I never worked on "Game & Watch."

The game I worked on was called "the Game Time watch."

Let's see if we can clear this up for once and for all here.

Here's the Game Time watch.

The Game Time watch by GCE

Game Time was conceived by Jay Smith, the president of Western Technologies, to be an LCD watch that would not only tell time but also play multiple games.

Jay Smith, receiving an award at the Classic Gaming Expo in 2002, twenty years later.

In my FAQ 18 I described how I came to be the WT employee who designed the multiple games:

The Game Time was licensed to GCE, who had the chips made in Japan and the devices made by a Hong Kong or Taiwan manufacturer. The Game Time was the first of a series of three game watches. The other two were Arcade Time and Sports Time. I designed the LCD and the games for the Arcade Time watch as well.

In all, there were three GCE game watches. My friend Patrick King designed the games for the Sports Time watch.

GCE also manufactured two game calculators (see my FAQ 19) and the Vectrex (for which I designed two games: Spike and Bedlam).

Just to add to the confusion, nowadays there's a company called "Game Time" that sells sports watches without games in them. I wasn't involved with that company. I never designed any watches, just game watches.

Now let's consider the Game & Watch.

"Game & Watch" was a line of handheld games made by Nintendo in the same period that GCE was making its watches and calculators.

Two of the "Game & Watch" toys from Nintendo. I had nothing to do with creating these.

Nintendo and GCE are (or were, since GCE no longer exists) two completely different companies. I doubt Nintendo did any business with GCE.

I never worked at Nintendo.

As you can see just from the images above, the "Game & Watch" toys were completely different from the "Game Time watch" that I worked on.

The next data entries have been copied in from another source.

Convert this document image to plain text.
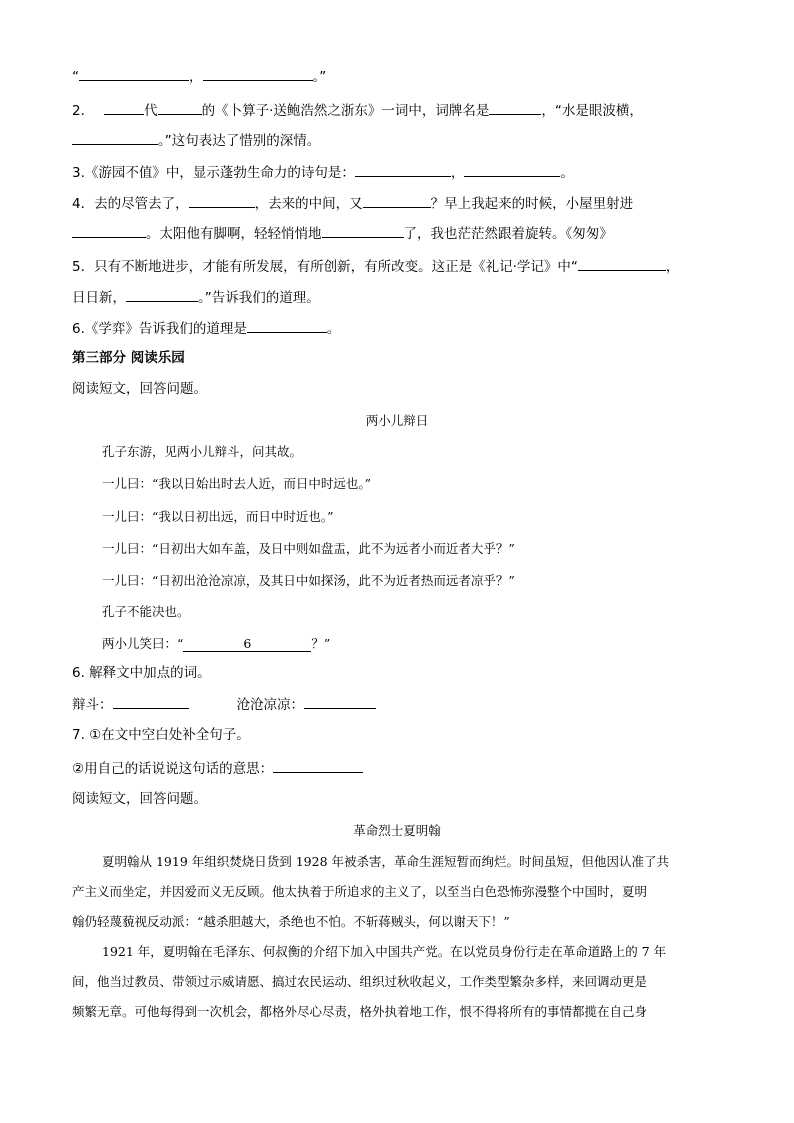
“	，	。”
2．	代	的《卜算子·送鲍浩然之浙东》一词中，词牌名是	，“水是眼波横，
。”这句表达了惜别的深情。
3.《游园不值》中，显示蓬勃生命力的诗句是：	，	。
4．去的尽管去了，	，去来的中间，又	？早上我起来的时候，小屋里射进
。太阳他有脚啊，轻轻悄悄地	了，我也茫茫然跟着旋转。《匆匆》
5．只有不断地进步，才能有所发展，有所创新，有所改变。这正是《礼记·学记》中“	，
日日新，	。”告诉我们的道理。
6.《学弈》告诉我们的道理是	。
第三部分 阅读乐园
阅读短文，回答问题。
两小儿辩日
孔子东游，见两小儿辩斗，问其故。
一儿曰：“我以日始出时去人近，而日中时远也。”
一儿曰：“我以日初出远，而日中时近也。”
一儿曰：“日初出大如车盖，及日中则如盘盂，此不为远者小而近者大乎？”
一儿曰：“日初出沧沧凉凉，及其日中如探汤，此不为近者热而远者凉乎？”
孔子不能决也。
两小儿笑曰：“	6	？”
6. 解释文中加点的词。
辩斗：	沧沧凉凉：
7. ①在文中空白处补全句子。
②用自己的话说说这句话的意思：
阅读短文，回答问题。
革命烈士夏明翰
夏明翰从 1919 年组织焚烧日货到 1928 年被杀害，革命生涯短暂而绚烂。时间虽短，但他因认准了共
产主义而坐定，并因爱而义无反顾。他太执着于所追求的主义了，以至当白色恐怖弥漫整个中国时，夏明
翰仍轻蔑藐视反动派：“越杀胆越大，杀绝也不怕。不斩蒋贼头，何以谢天下！”
1921 年，夏明翰在毛泽东、何叔衡的介绍下加入中国共产党。在以党员身份行走在革命道路上的 7 年
间，他当过教员、带领过示威请愿、搞过农民运动、组织过秋收起义，工作类型繁杂多样，来回调动更是
频繁无章。可他每得到一次机会，都格外尽心尽责，格外执着地工作，恨不得将所有的事情都揽在自己身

I did collect a number of Nintendo's Game & Watches to study them and enjoy them. I also collected handheld electronic games from Bandai and other manufacturers circa 1982. But now I digress. I hope that I've made it perfectly clear that I did not work on Game & Watch. My "gameography" should only list the game watches and calculators (and of course the numerous video games and computer games) that I actually did work on.